2. Sub-Clause (2), as stated is absolutely false, wrong and incorrect and is categorically denied. Respondent No. 1 has never sublet, assigned or parted with premises in question. Shri Udham Singh respondent No. 2 is only an employee in the employment of Capital Motors of which respondent No. 1 is the sole proprietor. The income tax assessment of respondent No. 1 as the sole proprietor of Capital Motors since 1955 is there and he is registered with the Shop Establishment since 1955 in the name of Capital motors as the Sole Proprietor. All electric and water bills are received and paid by respondent No. 1. The respondent No. 1 has his own account in the name of Capital Motors in the Bank. Sh.Udham Singh respondent No. 2 is residing at 3352, Ranjit Nagar, New Delhi. There is regular agreement of employment executed and letter of employment issued by respondent No. 1 to respondent No. 2. The respondent No. 2 is only working as Manager and has nothing to do with the business of Capital Motors which respondent o.1 is carrying as the sole proprietor. The respondent No. 1, in 1979 added an Electric Welding Plant and also installed Compressor there. It is absolutely false that respondent No. 1 has let out the premises to respondent No. 1 has let out the premises of respondent No. 2 or to any other person. It is further denied that respondent No. 1 is a statutory tenant.

18(b) Para 18(b) as stated is wrong, incorrect and is denied. There was no proper or legal notice of demand served on respondent No. 1 in 1979. The said notices of demand are absolutely illegal, improper and of no consequence. No proper notice of demand has been served on the respondent No. 1. Therefore, the ground of eviction on account of non-payment or alleged sub letting or parting with possession is not available to the petitioner. The respondent No. 1 has not committed any fault even otherwise. The ground of subletting etc. is also not available with the petitioner and the same is absolutely false and concocted.''

3. The Tribunal in the judgment under challenge noted that for the purposes of appreciating the question under Section 14(1)(b) of the Act, what was necessary was to see the status of Udham Singh, who the tenant claims was his employee and that the premises in question was in possession of Udham Singh by virtue of his employment. The Tribunal while appreciating the deposition of Udham Singh chose not to place reliance on the same since it was not corroborated by Salary Register maintained by the tenant, if at all, as also the income tax return, balance- sheet etc. The Tribunal, therefore, concurring with the Additional Rent Controller held that the premises in question were at the relevant time not in legal possession of the appellant herein and, there ore, dismissed the appeal.
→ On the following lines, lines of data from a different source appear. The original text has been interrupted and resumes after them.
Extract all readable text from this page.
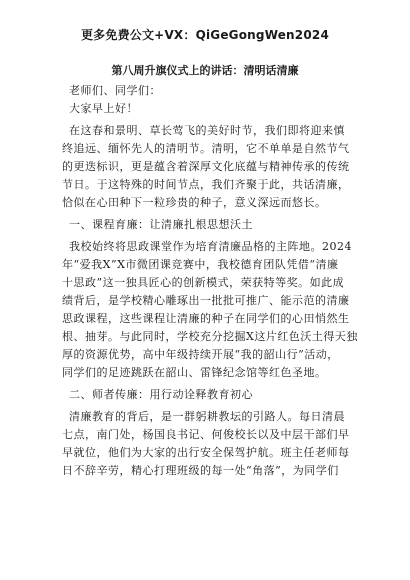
更多免费公文+VX：QiGeGongWen2024
第八周升旗仪式上的讲话：清明话清廉
老师们、同学们：
大家早上好！
在这春和景明、草长莺飞的美好时节，我们即将迎来慎
终追远、缅怀先人的清明节。清明，它不单单是自然节气
的更迭标识，更是蕴含着深厚文化底蕴与精神传承的传统
节日。于这特殊的时间节点，我们齐聚于此，共话清廉，
恰似在心田种下一粒珍贵的种子，意义深远而悠长。
一、课程育廉：让清廉扎根思想沃土
我校始终将思政课堂作为培育清廉品格的主阵地。2024
年“爱我X”X市微团课竞赛中，我校德育团队凭借“清廉
十思政”这一独具匠心的创新模式，荣获特等奖。如此成
绩背后，是学校精心雕琢出一批批可推广、能示范的清廉
思政课程，这些课程让清廉的种子在同学们的心田悄然生
根、抽芽。与此同时，学校充分挖掘X这片红色沃土得天独
厚的资源优势，高中年级持续开展“我的韶山行”活动，
同学们的足迹跳跃在韶山、雷锋纪念馆等红色圣地。
二、师者传廉：用行动诠释教育初心
清廉教育的背后，是一群躬耕教坛的引路人。每日清晨
七点，南门处，杨国良书记、何俊校长以及中层干部们早
早就位，他们为大家的出行安全保驾护航。班主任老师每
日不辞辛劳，精心打理班级的每一处“角落”，为同学们
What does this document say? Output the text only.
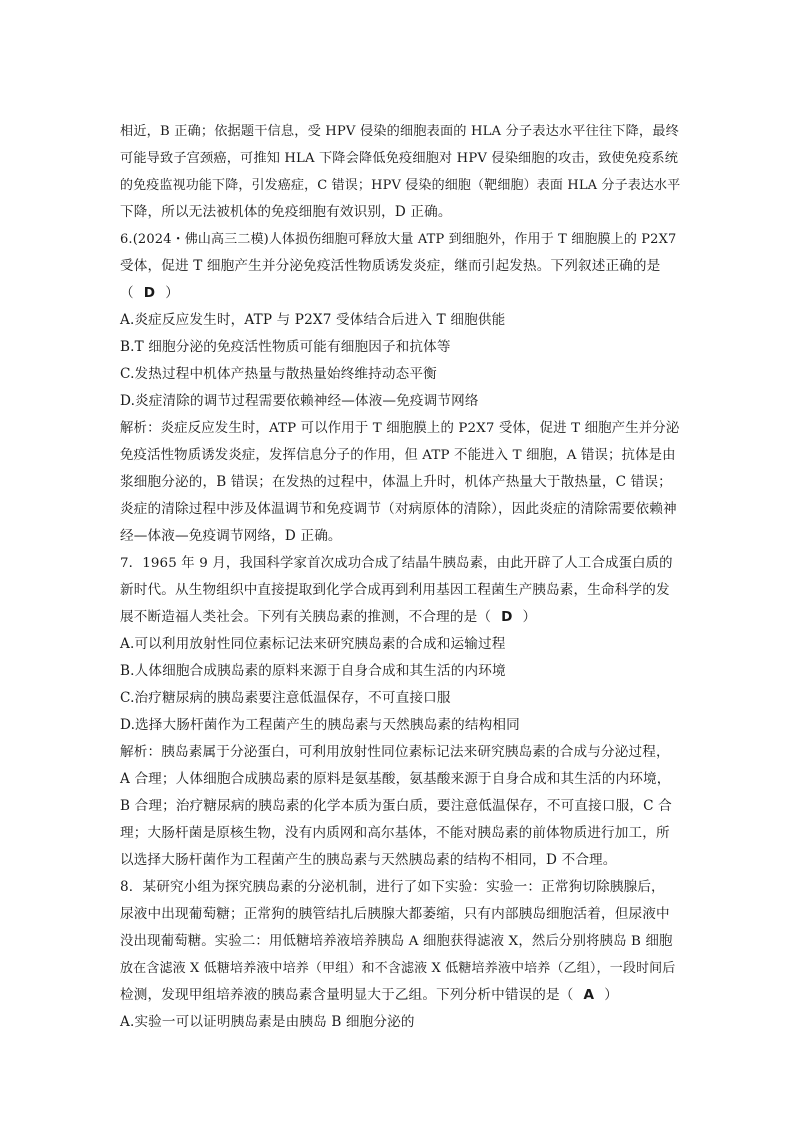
相近，B 正确；依据题干信息，受 HPV 侵染的细胞表面的 HLA 分子表达水平往往下降，最终
可能导致子宫颈癌，可推知 HLA 下降会降低免疫细胞对 HPV 侵染细胞的攻击，致使免疫系统
的免疫监视功能下降，引发癌症，C 错误；HPV 侵染的细胞（靶细胞）表面 HLA 分子表达水平
下降，所以无法被机体的免疫细胞有效识别，D 正确。
6.(2024・佛山高三二模)人体损伤细胞可释放大量 ATP 到细胞外，作用于 T 细胞膜上的 P2X7
受体，促进 T 细胞产生并分泌免疫活性物质诱发炎症，继而引起发热。下列叙述正确的是
（ D ）
A.炎症反应发生时，ATP 与 P2X7 受体结合后进入 T 细胞供能
B.T 细胞分泌的免疫活性物质可能有细胞因子和抗体等
C.发热过程中机体产热量与散热量始终维持动态平衡
D.炎症清除的调节过程需要依赖神经—体液—免疫调节网络
解析：炎症反应发生时，ATP 可以作用于 T 细胞膜上的 P2X7 受体，促进 T 细胞产生并分泌
免疫活性物质诱发炎症，发挥信息分子的作用，但 ATP 不能进入 T 细胞，A 错误；抗体是由
浆细胞分泌的，B 错误；在发热的过程中，体温上升时，机体产热量大于散热量，C 错误；
炎症的清除过程中涉及体温调节和免疫调节（对病原体的清除），因此炎症的清除需要依赖神
经—体液—免疫调节网络，D 正确。
7．1965 年 9 月，我国科学家首次成功合成了结晶牛胰岛素，由此开辟了人工合成蛋白质的
新时代。从生物组织中直接提取到化学合成再到利用基因工程菌生产胰岛素，生命科学的发
展不断造福人类社会。下列有关胰岛素的推测，不合理的是（ D ）
A.可以利用放射性同位素标记法来研究胰岛素的合成和运输过程
B.人体细胞合成胰岛素的原料来源于自身合成和其生活的内环境
C.治疗糖尿病的胰岛素要注意低温保存，不可直接口服
D.选择大肠杆菌作为工程菌产生的胰岛素与天然胰岛素的结构相同
解析：胰岛素属于分泌蛋白，可利用放射性同位素标记法来研究胰岛素的合成与分泌过程，
A 合理；人体细胞合成胰岛素的原料是氨基酸，氨基酸来源于自身合成和其生活的内环境，
B 合理；治疗糖尿病的胰岛素的化学本质为蛋白质，要注意低温保存，不可直接口服，C 合
理；大肠杆菌是原核生物，没有内质网和高尔基体，不能对胰岛素的前体物质进行加工，所
以选择大肠杆菌作为工程菌产生的胰岛素与天然胰岛素的结构不相同，D 不合理。
8．某研究小组为探究胰岛素的分泌机制，进行了如下实验：实验一：正常狗切除胰腺后，
尿液中出现葡萄糖；正常狗的胰管结扎后胰腺大都萎缩，只有内部胰岛细胞活着，但尿液中
没出现葡萄糖。实验二：用低糖培养液培养胰岛 A 细胞获得滤液 X，然后分别将胰岛 B 细胞
放在含滤液 X 低糖培养液中培养（甲组）和不含滤液 X 低糖培养液中培养（乙组），一段时间后
检测，发现甲组培养液的胰岛素含量明显大于乙组。下列分析中错误的是（ A ）
A.实验一可以证明胰岛素是由胰岛 B 细胞分泌的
4.Counsel for the appellant submits that in view of the categoric statement of Udham Singh that he was working as an employee, coupled with Exhibit RW-1/1, as also RW-1/2, there can be little doubt that there was no parting with possession and that the courts below have misread this evidence, which is a question of law that ought to be adjudicated upon by this court. Although on a question of fact two courts have arrived at concurrent findings, yet in order to satisfy myself, I have gone through the statement of Udham Singh. It appears to me that RW-1 and RW-2 are documents which have been executed subsequent to induction of Udham Singh into the premises in question and are an afterthought. Even otherwise in the deposition of the appellant, he categ or cally states that he did not mention in his returns that Udham Singh was his employee nor had he given any instructions to any Bank or Government Authority that Udham Singh was his manager. The question, as to how evidence ought to have been appreciated by the courts below, is not the function of this court in second appeal. Whether the tenant has parted with possession of the premises, is a question of fact arrived at on a reasonable appreciation of evidence by two courts below and cannot be upset in second appeal. Reference may be had to judgment of the Supreme Court in Bhagwan Das and Anr. Vs. S.Rajdev Singh and Anr., 1971 RLR 63 (S.C.),

5. In this view of the matter, I see no ground to interfere in SAO 2/2003. The same is dismissed. CM 49/2003 is also dismissed.